945313 - Check for content length when downloading files and retry if not the same

Reporter

Description

•

11 years ago

We're hitting many instances of things like:

09:07:12     INFO - Downloading http://ftp.mozilla.org/pub/mozilla.org/firefox/tinderbox-builds/b2g-inbound-linux/1386000232/firefox-28.0a1.en-US.linux-i686.tests.zip to /builds/slave/test/build/firefox-28.0a1.en-US.linux-i686.tests.zip
09:07:12     INFO - retry: Calling <bound method DesktopUnittest._download_file of <__main__.DesktopUnittest object at 0x8bb150c>> with args: ('http://ftp.mozilla.org/pub/mozilla.org/firefox/tinderbox-builds/b2g-inbound-linux/1386000232/firefox-28.0a1.en-US.linux-i686.tests.zip', '/builds/slave/test/build/firefox-28.0a1.en-US.linux-i686.tests.zip'), kwargs: {}, attempt #1
09:08:54     INFO - Downloaded 5606896 bytes.
09:08:54     INFO - mkdir: /builds/slave/test/build/tests
09:08:54     INFO - Running command: ['unzip', '-q', '-o', '/builds/slave/test/build/firefox-28.0a1.en-US.linux-i686.tests.zip', 'bin/*', 'certs/*', 'modules/*', 'mozbase/*', 'config/*', 'mochitest/*'] in /builds/slave/test/build/tests
09:08:54     INFO - Copy/paste: unzip -q -o /builds/slave/test/build/firefox-28.0a1.en-US.linux-i686.tests.zip bin/* certs/* modules/* mozbase/* config/* mochitest/*
09:08:54     INFO -  [/builds/slave/test/build/firefox-28.0a1.en-US.linux-i686.tests.zip]
09:08:54     INFO -    End-of-central-directory signature not found.  Either this file is not
09:08:54     INFO -    a zipfile, or it constitutes one disk of a multi-part archive.  In the
09:08:54     INFO -    latter case the central directory and zipfile comment will be found on
09:08:54     INFO -    the last disk(s) of this archive.
09:08:54     INFO -  unzip:  cannot find zipfile directory in one of /builds/slave/test/build/firefox-28.0a1.en-US.linux-i686.tests.zip or
09:08:54     INFO -          /builds/slave/test/build/firefox-28.0a1.en-US.linux-i686.tests.zip.zip, and cannot find /builds/slave/test/build/firefox-28.0a1.en-US.linux-i686.tests.zip.ZIP, period.
09:08:54    ERROR - Return code: 9
09:08:54    FATAL - Halting on failure while running ['unzip', '-q', '-o', '/builds/slave/test/build/firefox-28.0a1.en-US.linux-i686.tests.zip', 'bin/*', 'certs/*', 'modules/*', 'mozbase/*', 'config/*', 'mochitest/*']
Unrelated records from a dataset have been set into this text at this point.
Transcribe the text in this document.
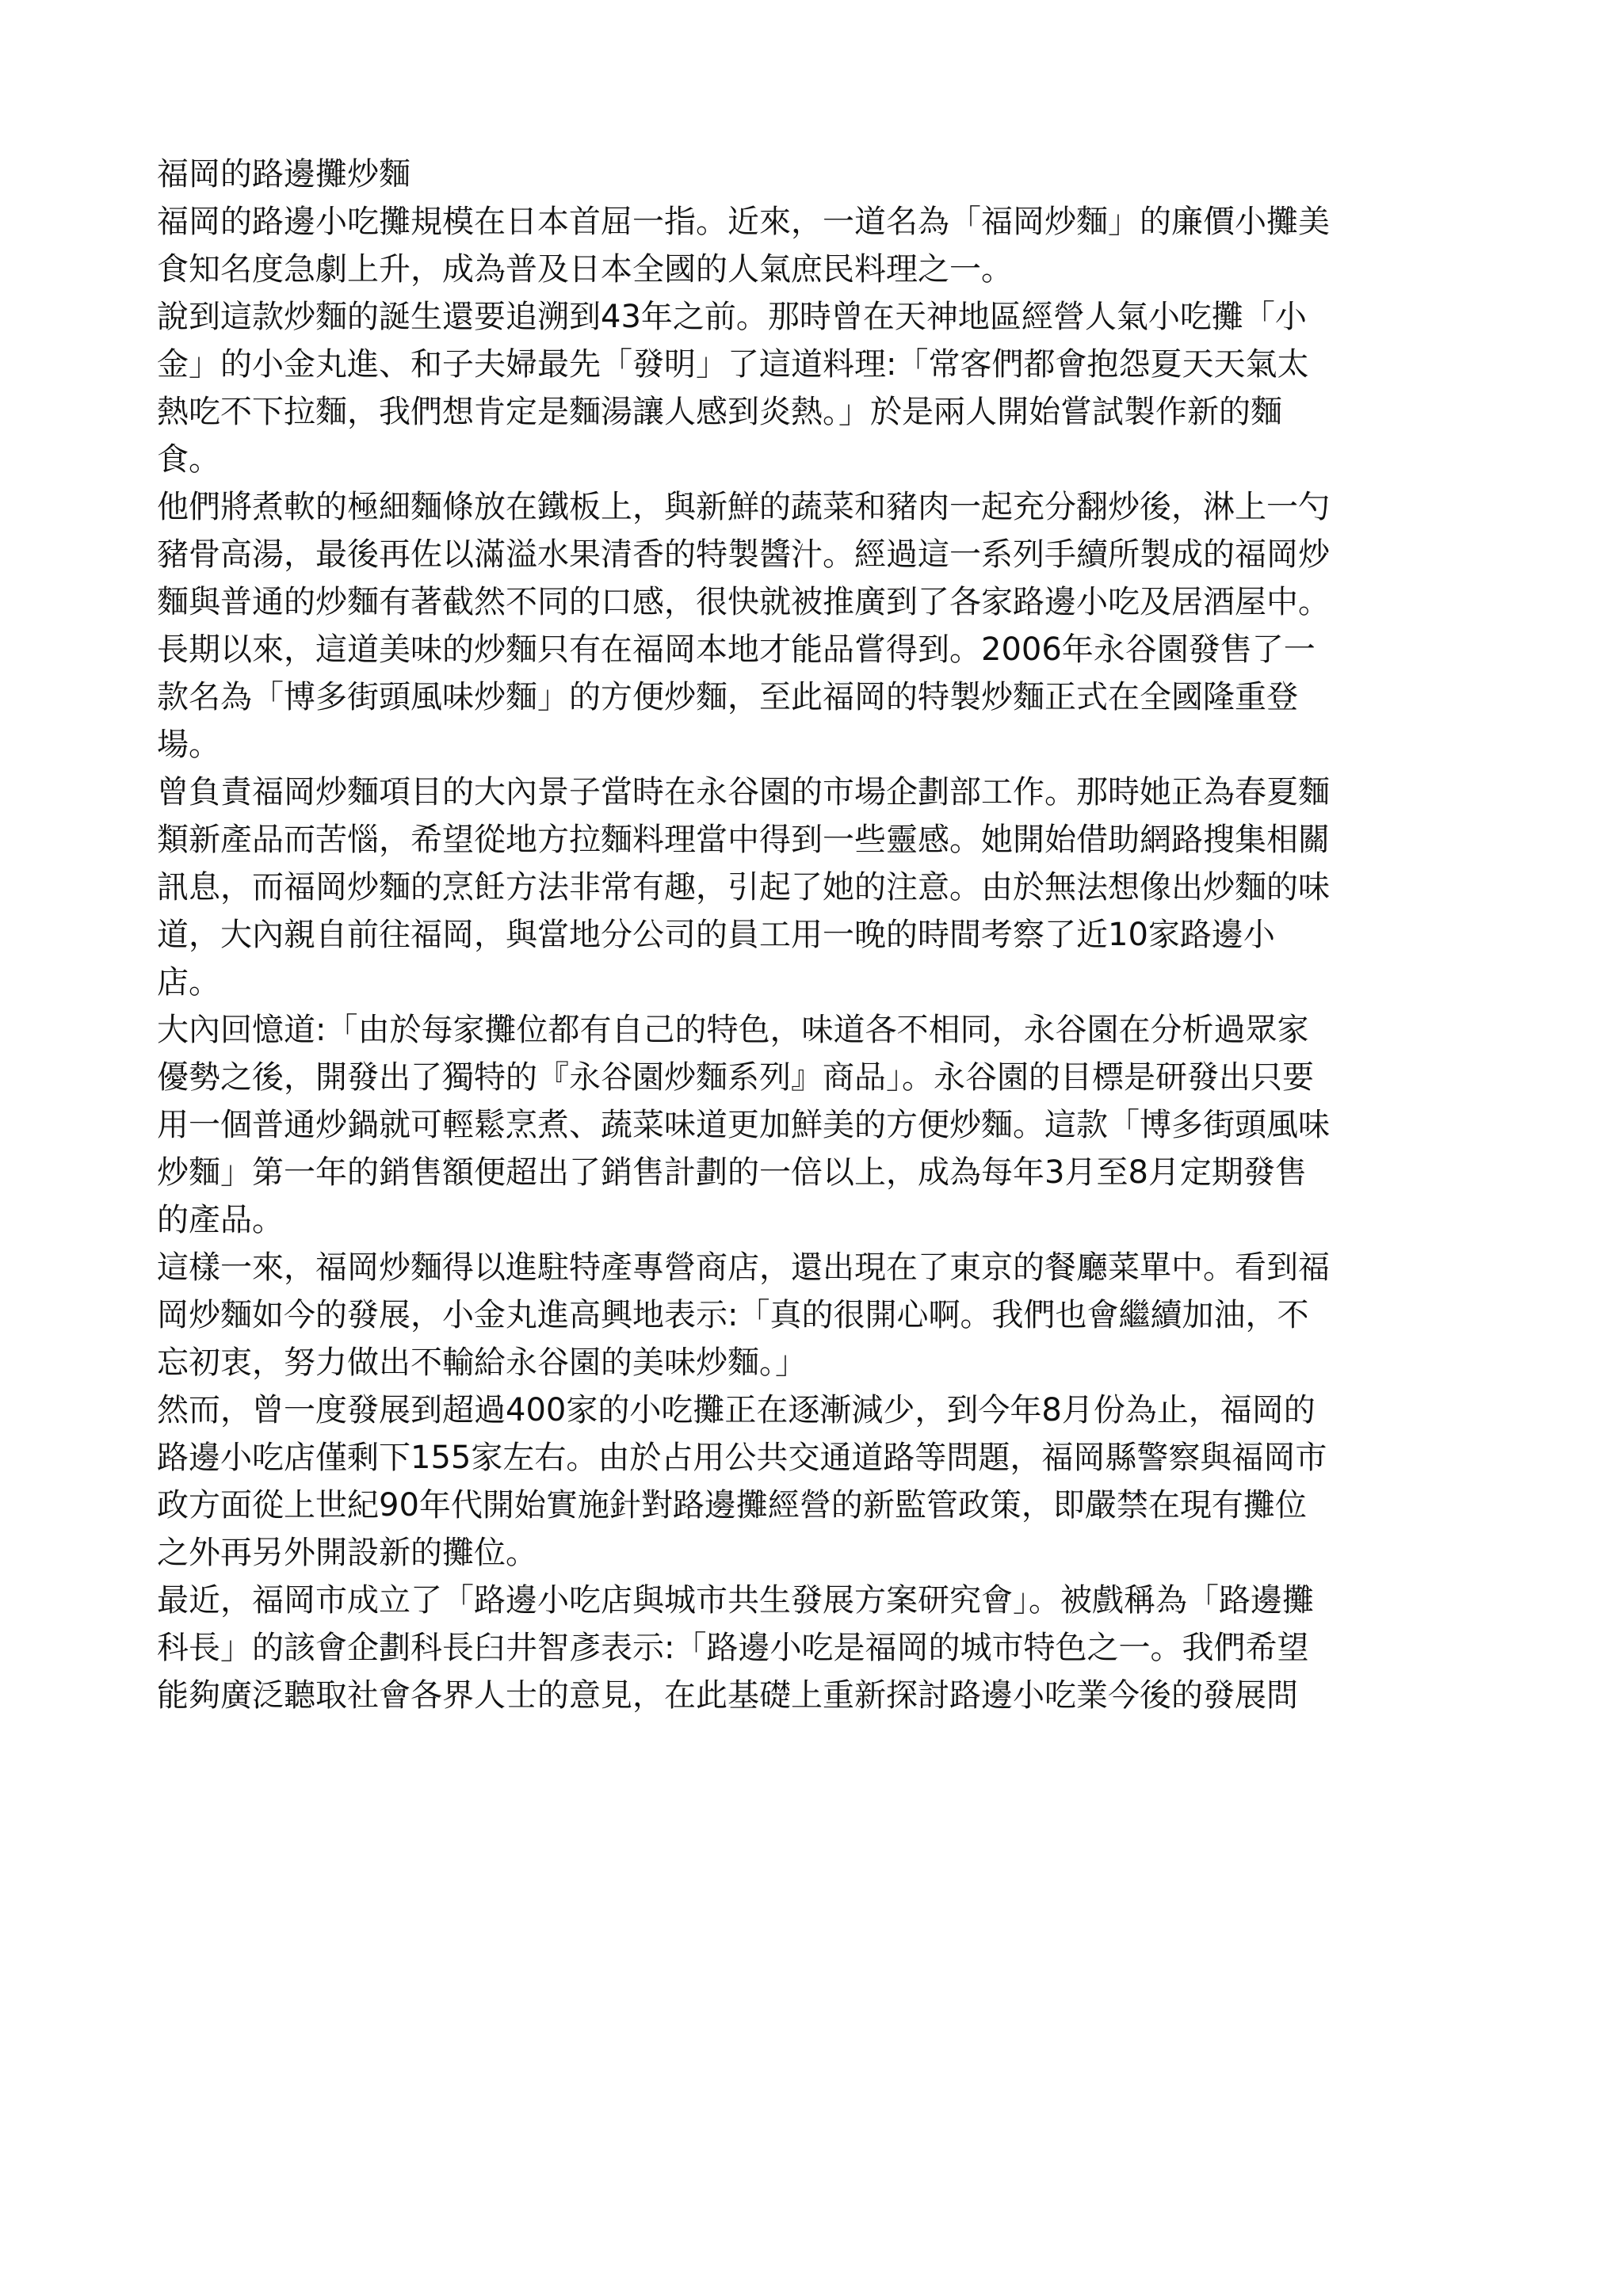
福岡的路邊攤炒麵
福岡的路邊小吃攤規模在日本首屈一指。近來，一道名為「福岡炒麵」的廉價小攤美
食知名度急劇上升，成為普及日本全國的人氣庶民料理之一。
說到這款炒麵的誕生還要追溯到43年之前。那時曾在天神地區經營人氣小吃攤「小
金」的小金丸進、和子夫婦最先「發明」了這道料理:「常客們都會抱怨夏天天氣太
熱吃不下拉麵，我們想肯定是麵湯讓人感到炎熱。」於是兩人開始嘗試製作新的麵
食。
他們將煮軟的極細麵條放在鐵板上，與新鮮的蔬菜和豬肉一起充分翻炒後，淋上一勺
豬骨高湯，最後再佐以滿溢水果清香的特製醬汁。經過這一系列手續所製成的福岡炒
麵與普通的炒麵有著截然不同的口感，很快就被推廣到了各家路邊小吃及居酒屋中。
長期以來，這道美味的炒麵只有在福岡本地才能品嘗得到。2006年永谷園發售了一
款名為「博多街頭風味炒麵」的方便炒麵，至此福岡的特製炒麵正式在全國隆重登
場。
曾負責福岡炒麵項目的大內景子當時在永谷園的市場企劃部工作。那時她正為春夏麵
類新產品而苦惱，希望從地方拉麵料理當中得到一些靈感。她開始借助網路搜集相關
訊息，而福岡炒麵的烹飪方法非常有趣，引起了她的注意。由於無法想像出炒麵的味
道，大內親自前往福岡，與當地分公司的員工用一晚的時間考察了近10家路邊小
店。
大內回憶道:「由於每家攤位都有自己的特色，味道各不相同，永谷園在分析過眾家
優勢之後，開發出了獨特的『永谷園炒麵系列』商品」。永谷園的目標是研發出只要
用一個普通炒鍋就可輕鬆烹煮、蔬菜味道更加鮮美的方便炒麵。這款「博多街頭風味
炒麵」第一年的銷售額便超出了銷售計劃的一倍以上，成為每年3月至8月定期發售
的產品。
這樣一來，福岡炒麵得以進駐特產專營商店，還出現在了東京的餐廳菜單中。看到福
岡炒麵如今的發展，小金丸進高興地表示:「真的很開心啊。我們也會繼續加油，不
忘初衷，努力做出不輸給永谷園的美味炒麵。」
然而，曾一度發展到超過400家的小吃攤正在逐漸減少，到今年8月份為止，福岡的
路邊小吃店僅剩下155家左右。由於占用公共交通道路等問題，福岡縣警察與福岡市
政方面從上世紀90年代開始實施針對路邊攤經營的新監管政策，即嚴禁在現有攤位
之外再另外開設新的攤位。
最近，福岡市成立了「路邊小吃店與城市共生發展方案研究會」。被戲稱為「路邊攤
科長」的該會企劃科長臼井智彥表示:「路邊小吃是福岡的城市特色之一。我們希望
能夠廣泛聽取社會各界人士的意見，在此基礎上重新探討路邊小吃業今後的發展問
This is failing on more than just b2g, and other job downloads and human downloads of the zip archives that do fail are unzipping fine.

I have not seen any scl3 hosts fail this way yet, but doesn't mean they won't/can't. The fact that manual downloads and other jobs pass means its not the productdelivery storage itself that is corrupt.

Filing as crit and not blocker because this has not yet caused trees to close

Justin Wood (:Callek)

Reporter

Comment 1

•

11 years ago

[9:30:58 PT]	RyanVM|sheriffduty	Callek: we seem to be through this round of it

But doesn't mean its any less crit imho since I'd like to have a clue why it happend

Peter Radcliffe [:pir]

Comment 2

•

11 years ago

The file listed: http://ftp.mozilla.org/pub/mozilla.org/firefox/tinderbox-builds/b2g-inbound-linux/1386000232/firefox-28.0a1.en-US.linux-i686.tests.zip
is actually 121456697 bytes not 5606896 bytes as listed as downloaded there so it's not surprising the unzip failed.

I'd assume this is truncation, not corruption, probably a dropped connection. I'd suggest the code should check this and retry a continued download.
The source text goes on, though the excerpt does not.